A history of the term kirillica
Abstract:
Modern Slavic, Romance, and Germanic terms for the Cyrillic script trace their origins to the early Croatian form *kürillica / *kurillica, first attested in Latin documents from Dubrovnik and Kotor as chiuril(l)iza and curiliza. Initially, this Croatian term referred to the Glagolitic script. A semantic shift occurred in the late 13th century, wherein *chiuriliza (< ćurilica) came to denote the Cyrillic script. This development was influenced by the Medieval scholarly tradition that attributed the creation of the Glagolitic script to St. Jerome, leading to its Latin designation as alphabetum Hieronymianum. Consequently, St.

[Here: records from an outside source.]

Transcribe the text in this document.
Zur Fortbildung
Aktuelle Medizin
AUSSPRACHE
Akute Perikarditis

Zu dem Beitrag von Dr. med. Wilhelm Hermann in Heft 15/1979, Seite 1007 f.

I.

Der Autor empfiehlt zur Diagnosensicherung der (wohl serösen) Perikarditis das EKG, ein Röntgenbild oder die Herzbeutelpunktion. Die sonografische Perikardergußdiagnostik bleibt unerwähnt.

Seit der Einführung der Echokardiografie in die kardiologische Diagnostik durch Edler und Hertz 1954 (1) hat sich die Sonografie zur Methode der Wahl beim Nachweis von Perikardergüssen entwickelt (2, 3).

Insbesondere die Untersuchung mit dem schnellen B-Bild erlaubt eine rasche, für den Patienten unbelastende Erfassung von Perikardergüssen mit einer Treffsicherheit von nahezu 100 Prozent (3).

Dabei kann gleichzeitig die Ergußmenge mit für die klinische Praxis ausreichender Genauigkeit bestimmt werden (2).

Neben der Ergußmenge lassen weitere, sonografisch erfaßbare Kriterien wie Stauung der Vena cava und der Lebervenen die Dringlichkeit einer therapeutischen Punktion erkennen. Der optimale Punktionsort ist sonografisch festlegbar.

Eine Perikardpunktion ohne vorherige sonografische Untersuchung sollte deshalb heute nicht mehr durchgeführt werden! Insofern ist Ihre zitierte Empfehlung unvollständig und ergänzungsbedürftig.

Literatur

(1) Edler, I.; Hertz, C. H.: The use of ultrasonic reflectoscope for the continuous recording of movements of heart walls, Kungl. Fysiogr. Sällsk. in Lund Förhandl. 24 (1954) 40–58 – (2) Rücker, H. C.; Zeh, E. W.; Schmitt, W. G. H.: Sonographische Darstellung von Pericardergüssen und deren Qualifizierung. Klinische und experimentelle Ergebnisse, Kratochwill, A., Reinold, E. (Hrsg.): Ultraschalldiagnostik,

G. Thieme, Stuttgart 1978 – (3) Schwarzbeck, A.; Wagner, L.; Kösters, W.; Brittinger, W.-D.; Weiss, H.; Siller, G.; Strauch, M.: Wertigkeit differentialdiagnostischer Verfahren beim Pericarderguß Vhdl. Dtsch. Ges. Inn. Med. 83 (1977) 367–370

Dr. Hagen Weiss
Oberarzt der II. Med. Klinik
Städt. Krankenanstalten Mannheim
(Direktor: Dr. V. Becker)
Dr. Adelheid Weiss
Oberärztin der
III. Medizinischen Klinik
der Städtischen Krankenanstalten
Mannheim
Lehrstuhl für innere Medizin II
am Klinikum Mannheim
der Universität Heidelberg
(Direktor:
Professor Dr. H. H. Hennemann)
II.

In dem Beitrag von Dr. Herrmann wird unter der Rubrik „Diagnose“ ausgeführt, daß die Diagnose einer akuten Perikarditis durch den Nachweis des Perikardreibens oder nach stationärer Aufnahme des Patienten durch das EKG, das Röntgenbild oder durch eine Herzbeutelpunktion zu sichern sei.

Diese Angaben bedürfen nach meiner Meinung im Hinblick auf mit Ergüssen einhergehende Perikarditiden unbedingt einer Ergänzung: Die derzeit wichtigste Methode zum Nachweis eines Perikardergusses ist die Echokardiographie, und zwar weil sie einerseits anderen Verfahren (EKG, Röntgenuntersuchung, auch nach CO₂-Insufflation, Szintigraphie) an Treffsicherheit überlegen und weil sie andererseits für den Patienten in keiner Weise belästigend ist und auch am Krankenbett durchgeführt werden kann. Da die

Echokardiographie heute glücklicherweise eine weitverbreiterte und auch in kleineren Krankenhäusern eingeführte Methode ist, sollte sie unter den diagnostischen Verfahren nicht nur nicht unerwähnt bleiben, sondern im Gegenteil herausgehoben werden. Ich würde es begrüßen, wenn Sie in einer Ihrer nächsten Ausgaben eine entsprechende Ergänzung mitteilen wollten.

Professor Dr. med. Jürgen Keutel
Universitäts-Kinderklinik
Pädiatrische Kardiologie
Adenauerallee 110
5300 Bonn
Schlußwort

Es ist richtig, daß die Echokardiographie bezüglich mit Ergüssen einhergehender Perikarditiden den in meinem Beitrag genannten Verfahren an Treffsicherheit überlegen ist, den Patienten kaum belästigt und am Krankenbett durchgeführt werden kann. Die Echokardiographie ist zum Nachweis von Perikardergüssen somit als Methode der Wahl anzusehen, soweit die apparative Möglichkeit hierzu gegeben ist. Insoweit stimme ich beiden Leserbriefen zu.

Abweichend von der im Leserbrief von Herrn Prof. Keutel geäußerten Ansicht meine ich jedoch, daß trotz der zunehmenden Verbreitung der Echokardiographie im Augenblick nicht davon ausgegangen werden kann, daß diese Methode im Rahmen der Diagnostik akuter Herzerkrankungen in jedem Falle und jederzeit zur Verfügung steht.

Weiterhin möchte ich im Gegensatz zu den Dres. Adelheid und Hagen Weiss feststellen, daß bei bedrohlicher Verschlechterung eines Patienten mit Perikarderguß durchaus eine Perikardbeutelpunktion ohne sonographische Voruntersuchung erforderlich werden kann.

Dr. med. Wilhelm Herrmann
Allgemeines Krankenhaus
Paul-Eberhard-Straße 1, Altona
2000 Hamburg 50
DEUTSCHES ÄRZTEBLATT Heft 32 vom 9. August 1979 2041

Cyril the Philosopher came to be regarded as the inventor of the Cyrillic script, which was then referred to in scholarly Latin as alphabetum Cyrillianum (or Cyrillicum, Cyrilliacum). Under the influence of late medieval Latin scholarship, modern European terms for the Cyrillic script emerged. Variants such as chiuril(l)iza appeared in the writings of European humanists, Enlightenment thinkers, and early Romantic scholars working in Italian, English, French, and German. From Italian—and later German—the term KIRILLICA was borrowed into Russian. Ukrainian and,
likely, Bulgarian adopted the term from German, whereas Serbian ćirilica reflects a direct continuation of the Croatian form. Slovak and early Polish terminology, by contrast, derive from the substantivized Latin form cyrillica.